Full Details on Uber Crash Released More Than Five Years Later as Test Operator Gets Probation
In the first major wake-up call for autonomous car companies, when Uber’s self-driving car hit a pedestrian and killed her in Tempe, Arizona in March of 2018, test-driving of such vehicles ceased or became regulated to prevent endangering the public, according to a story on WIRED.com. Uber canceled its AV plans altogether and paid the family of Elaine Herzberg a settlement for her death.
In the more than five years since, the case came to a conclusion when the test operator during the crash, Rafaela Vasquez, pleaded guilty to one count of endangerment and was sentenced to three years of supervised probation, with no time in prison. She could have faced four to eight years.

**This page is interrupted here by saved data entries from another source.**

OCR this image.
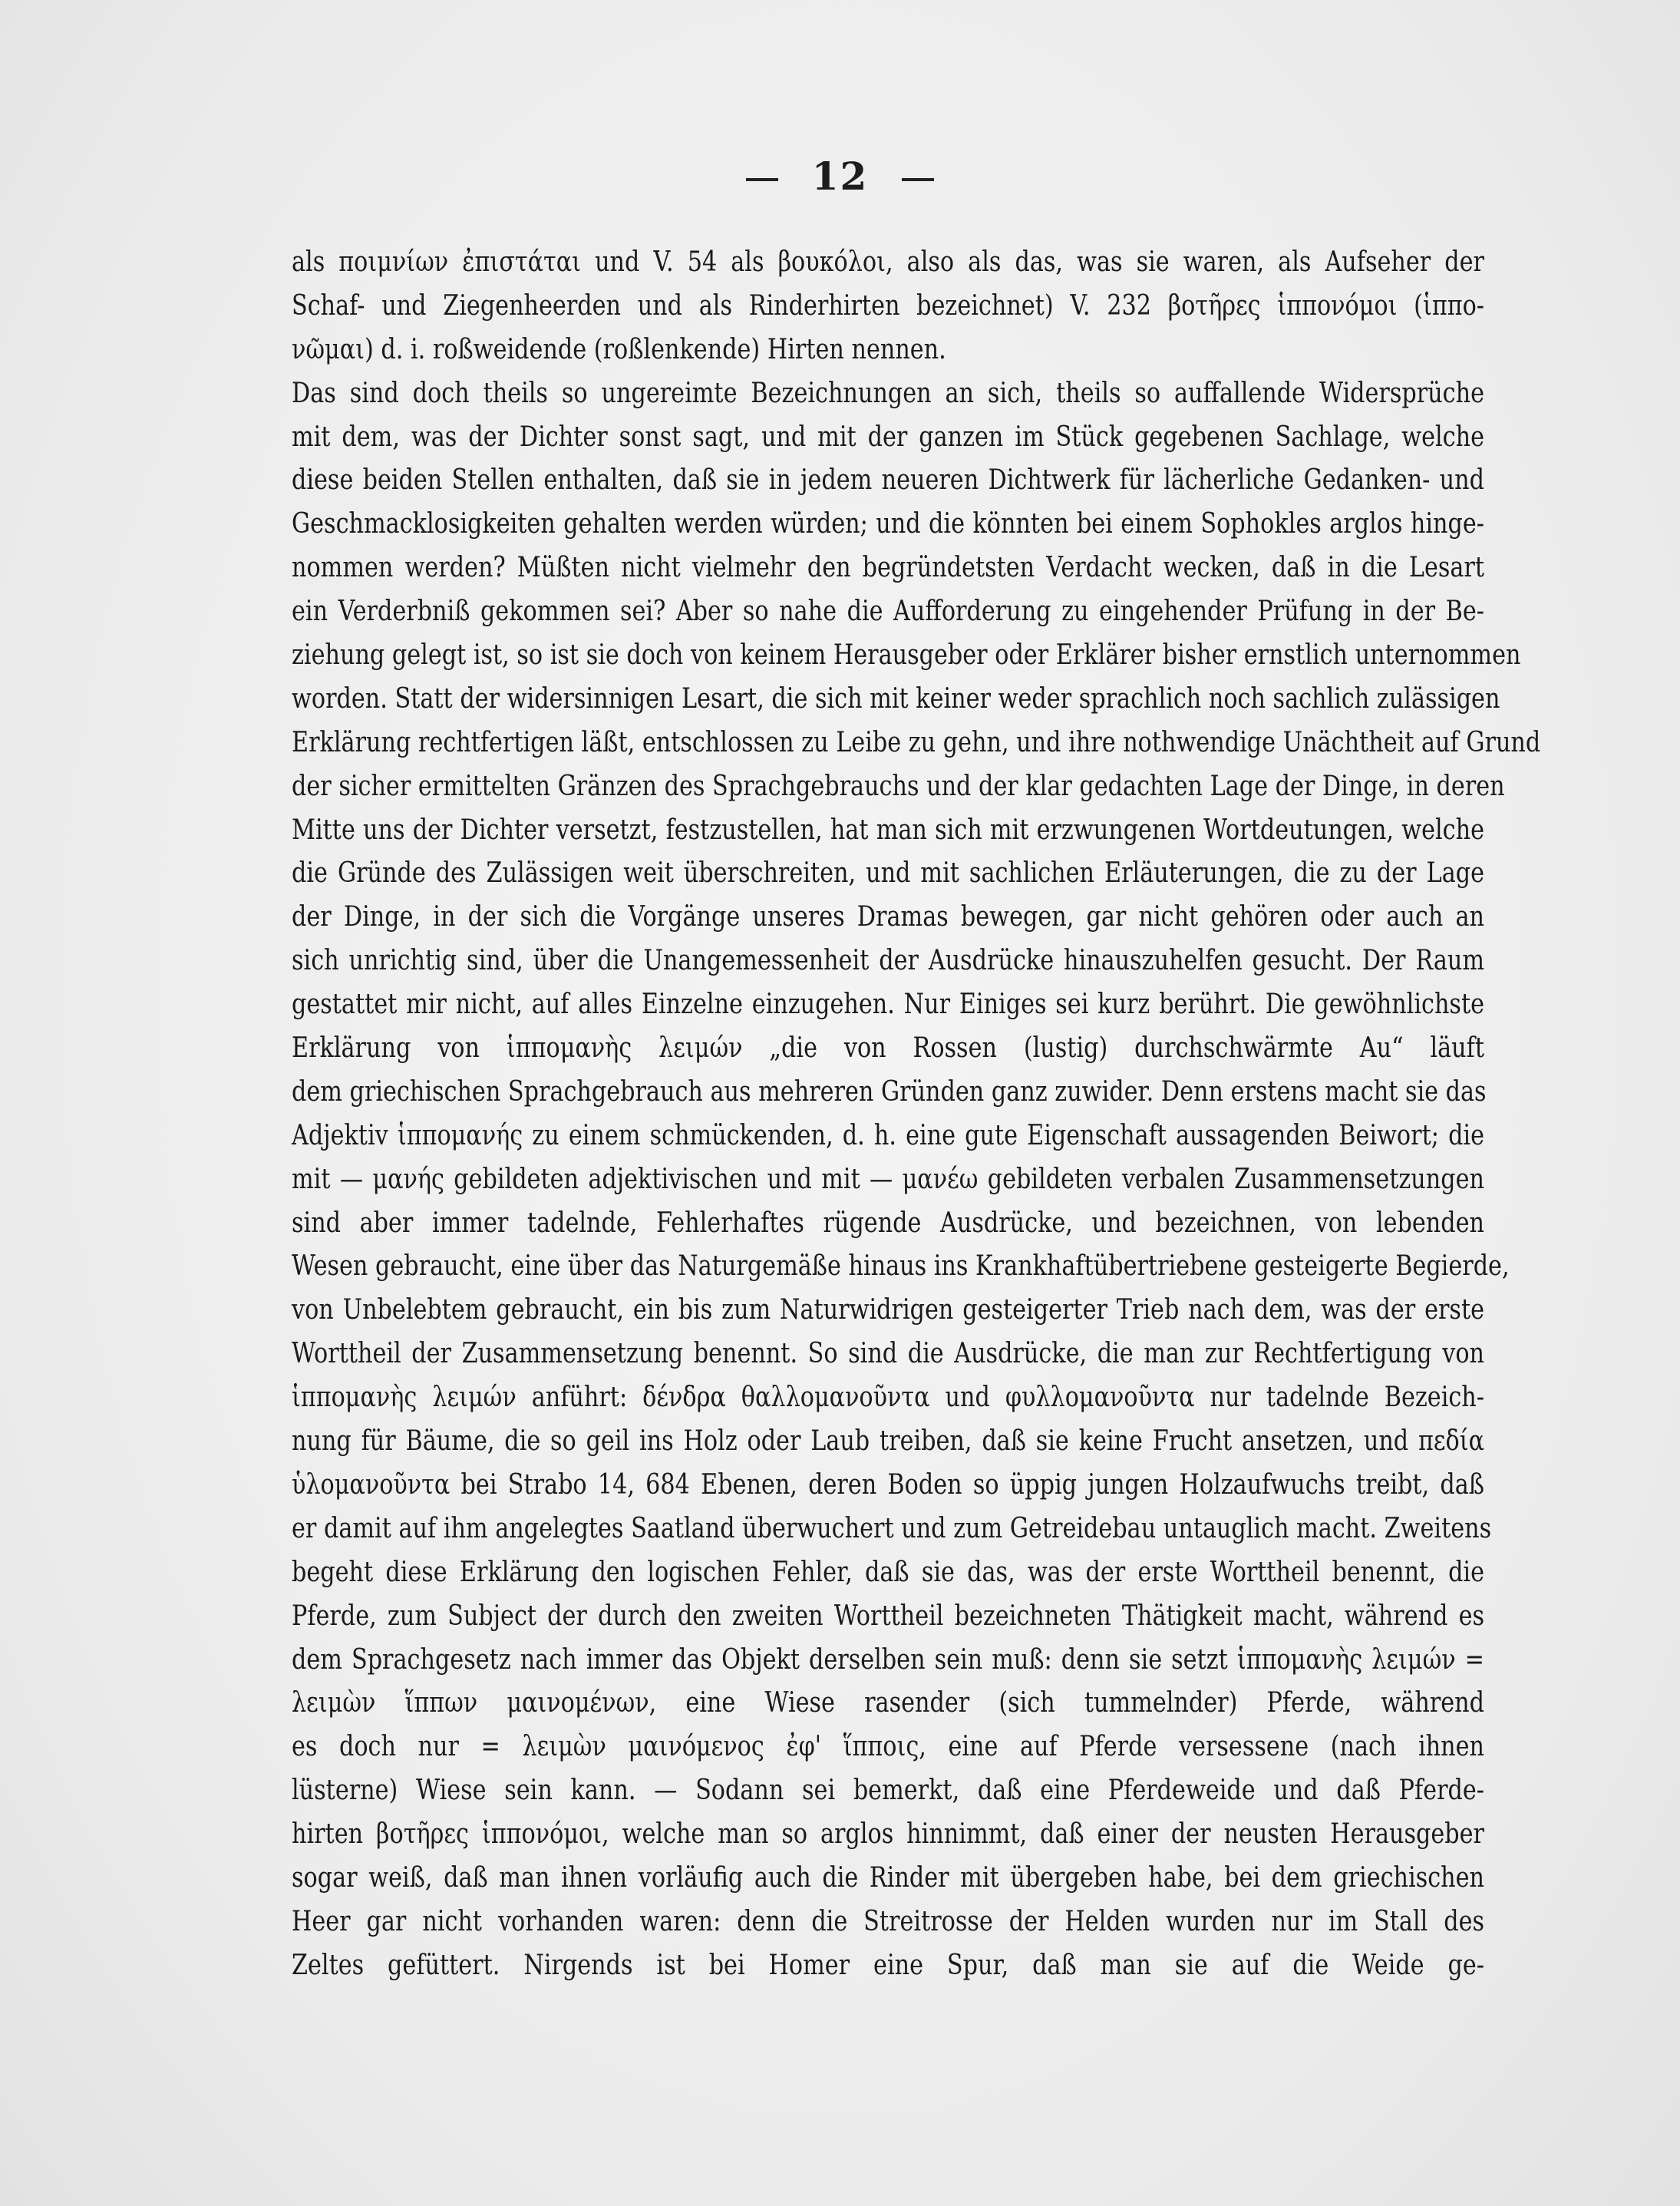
12
als ποιμνίων ἐπιστάται und V. 54 als βουκόλοι, also als das, was sie waren, als Aufseher der
Schaf- und Ziegenheerden und als Rinderhirten bezeichnet) V. 232 βοτῆρες ἱππονόμοι (ἱππο-
νῶμαι) d. i. roßweidende (roßlenkende) Hirten nennen.
Das sind doch theils so ungereimte Bezeichnungen an sich, theils so auffallende Widersprüche
mit dem, was der Dichter sonst sagt, und mit der ganzen im Stück gegebenen Sachlage, welche
diese beiden Stellen enthalten, daß sie in jedem neueren Dichtwerk für lächerliche Gedanken- und
Geschmacklosigkeiten gehalten werden würden; und die könnten bei einem Sophokles arglos hinge-
nommen werden? Müßten nicht vielmehr den begründetsten Verdacht wecken, daß in die Lesart
ein Verderbniß gekommen sei? Aber so nahe die Aufforderung zu eingehender Prüfung in der Be-
ziehung gelegt ist, so ist sie doch von keinem Herausgeber oder Erklärer bisher ernstlich unternommen
worden. Statt der widersinnigen Lesart, die sich mit keiner weder sprachlich noch sachlich zulässigen
Erklärung rechtfertigen läßt, entschlossen zu Leibe zu gehn, und ihre nothwendige Unächtheit auf Grund
der sicher ermittelten Gränzen des Sprachgebrauchs und der klar gedachten Lage der Dinge, in deren
Mitte uns der Dichter versetzt, festzustellen, hat man sich mit erzwungenen Wortdeutungen, welche
die Gründe des Zulässigen weit überschreiten, und mit sachlichen Erläuterungen, die zu der Lage
der Dinge, in der sich die Vorgänge unseres Dramas bewegen, gar nicht gehören oder auch an
sich unrichtig sind, über die Unangemessenheit der Ausdrücke hinauszuhelfen gesucht. Der Raum
gestattet mir nicht, auf alles Einzelne einzugehen. Nur Einiges sei kurz berührt. Die gewöhnlichste
Erklärung von ἱππομανὴς λειμών „die von Rossen (lustig) durchschwärmte Au“ läuft
dem griechischen Sprachgebrauch aus mehreren Gründen ganz zuwider. Denn erstens macht sie das
Adjektiv ἱππομανής zu einem schmückenden, d. h. eine gute Eigenschaft aussagenden Beiwort; die
mit — μανής gebildeten adjektivischen und mit — μανέω gebildeten verbalen Zusammensetzungen
sind aber immer tadelnde, Fehlerhaftes rügende Ausdrücke, und bezeichnen, von lebenden
Wesen gebraucht, eine über das Naturgemäße hinaus ins Krankhaftübertriebene gesteigerte Begierde,
von Unbelebtem gebraucht, ein bis zum Naturwidrigen gesteigerter Trieb nach dem, was der erste
Worttheil der Zusammensetzung benennt. So sind die Ausdrücke, die man zur Rechtfertigung von
ἱππομανὴς λειμών anführt: δένδρα θαλλομανοῦντα und φυλλομανοῦντα nur tadelnde Bezeich-
nung für Bäume, die so geil ins Holz oder Laub treiben, daß sie keine Frucht ansetzen, und πεδία
ὑλομανοῦντα bei Strabo 14, 684 Ebenen, deren Boden so üppig jungen Holzaufwuchs treibt, daß
er damit auf ihm angelegtes Saatland überwuchert und zum Getreidebau untauglich macht. Zweitens
begeht diese Erklärung den logischen Fehler, daß sie das, was der erste Worttheil benennt, die
Pferde, zum Subject der durch den zweiten Worttheil bezeichneten Thätigkeit macht, während es
dem Sprachgesetz nach immer das Objekt derselben sein muß: denn sie setzt ἱππομανὴς λειμών =
λειμὼν ἵππων μαινομένων, eine Wiese rasender (sich tummelnder) Pferde, während
es doch nur = λειμὼν μαινόμενος ἐφ' ἵπποις, eine auf Pferde versessene (nach ihnen
lüsterne) Wiese sein kann. — Sodann sei bemerkt, daß eine Pferdeweide und daß Pferde-
hirten βοτῆρες ἱππονόμοι, welche man so arglos hinnimmt, daß einer der neusten Herausgeber
sogar weiß, daß man ihnen vorläufig auch die Rinder mit übergeben habe, bei dem griechischen
Heer gar nicht vorhanden waren: denn die Streitrosse der Helden wurden nur im Stall des
Zeltes gefüttert. Nirgends ist bei Homer eine Spur, daß man sie auf die Weide ge-
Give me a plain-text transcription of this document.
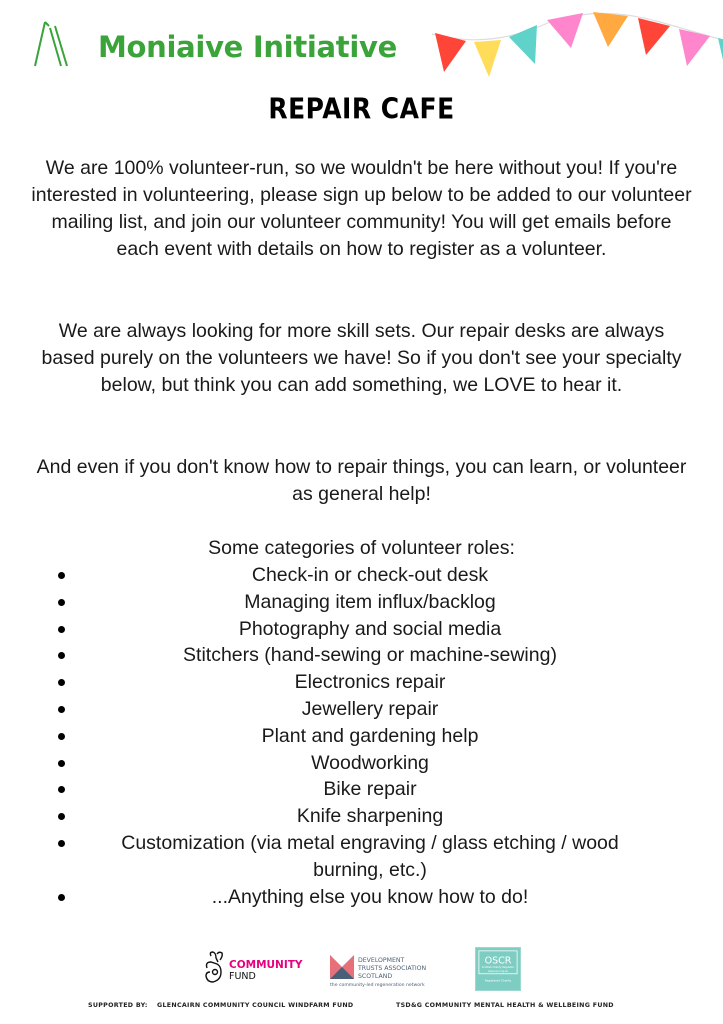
Moniaive Initiative
REPAIR CAFE
We are 100% volunteer-run, so we wouldn't be here without you! If you're interested in volunteering, please sign up below to be added to our volunteer mailing list, and join our volunteer community! You will get emails before each event with details on how to register as a volunteer.
We are always looking for more skill sets. Our repair desks are always based purely on the volunteers we have! So if you don't see your specialty below, but think you can add something, we LOVE to hear it.
And even if you don't know how to repair things, you can learn, or volunteer as general help!
Some categories of volunteer roles:
Check-in or check-out desk
Managing item influx/backlog
Photography and social media
Stitchers (hand-sewing or machine-sewing)
Electronics repair
Jewellery repair
Plant and gardening help
Woodworking
Bike repair
Knife sharpening
Customization (via metal engraving / glass etching / wood burning, etc.)
...Anything else you know how to do!
COMMUNITY
FUND
DEVELOPMENT
TRUSTS ASSOCIATION
SCOTLAND
the community-led regeneration network
OSCR
Scottish Charity Regulator
www.oscr.org.uk
Registered Charity
SUPPORTED BY: GLENCAIRN COMMUNITY COUNCIL WINDFARM FUND	TSD&G COMMUNITY MENTAL HEALTH & WELLBEING FUND
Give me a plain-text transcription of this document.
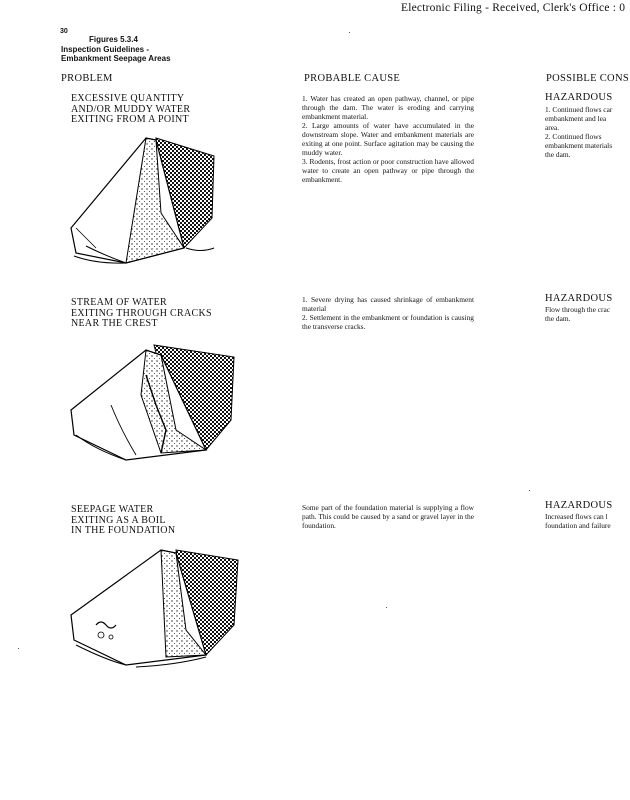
Electronic Filing - Received, Clerk's Office : 0
30
Figures 5.3.4
Inspection Guidelines -
Embankment Seepage Areas
PROBLEM	PROBABLE CAUSE	POSSIBLE CONS
EXCESSIVE QUANTITY
AND/OR MUDDY WATER
EXITING FROM A POINT
1. Water has created an open pathway, channel, or pipe through the dam. The water is eroding and carrying embankment material.
2. Large amounts of water have accumulated in the downstream slope. Water and embankment materials are exiting at one point. Surface agitation may be causing the muddy water.
3. Rodents, frost action or poor construction have allowed water to create an open pathway or pipe through the embankment.
HAZARDOUS
1. Continued flows car
embankment and lea
area.
2. Continued flows
embankment materials
the dam.
STREAM OF WATER
EXITING THROUGH CRACKS
NEAR THE CREST
1. Severe drying has caused shrinkage of embankment material
2. Settlement in the embankment or foundation is causing the transverse cracks.
HAZARDOUS
Flow through the crac
the dam.
SEEPAGE WATER
EXITING AS A BOIL
IN THE FOUNDATION
Some part of the foundation material is supplying a flow path. This could be caused by a sand or gravel layer in the foundation.
HAZARDOUS
Increased flows can l
foundation and failure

Vasquez, who had been accused of watching the TV show “The Voice” while monitoring the car, was proven to have been listening to the show, but instead was monitoring the company Slack account on a work handset, something she was told to do during non-driving times by Uber. WIRED.com described Uber’s culpability in the accident thus:
“In pretrial filings, Vasquez’s attorneys cited the NTSB’s findings against Uber: The car failed to identify Herzberg as a pedestrian, and so failed to apply its brakes. The NTSB also found that Uber kept an ‘inadequate safety culture,’ doing little to protect test operators from the well-known phenomenon of ‘automation complacency’—humans’ tendency to direct less attention to automatic processes that demand little input. In the months before the crash, Uber had removed a requirement for there to be two test pilots in each car, which operators told WIRED had kept them more alert and adherent to the company’s no-cell-phone policy. Instead, in the months leading to the crash, solo operators were often looping the same monotonous route on hours-long shifts, left to self-police their usage of cell phones. Uber forbade operators from using handsets while driving, but also had the operators keep the phones handy in the car in order to get company Slack messages. Several other test operators had been fired for violating the phone policy before the 2018 crash.”
Vasquez’s plea kept Uber from a lengthy trial with further potential criminal damages. Another damning piece of information WIRED.com uncovered was that a former operations manager of the self-driving-truck division, Robbie Miller, sent a whistleblower email to his supervisors prior to the crash, “warning about the car division’s poor safety record and practices.”
AV cars are still being tested by Waymo and Cruise, but are subject to stricter controls by law. Neither driving service charges for AV rides yet, as they are still in the testing phase.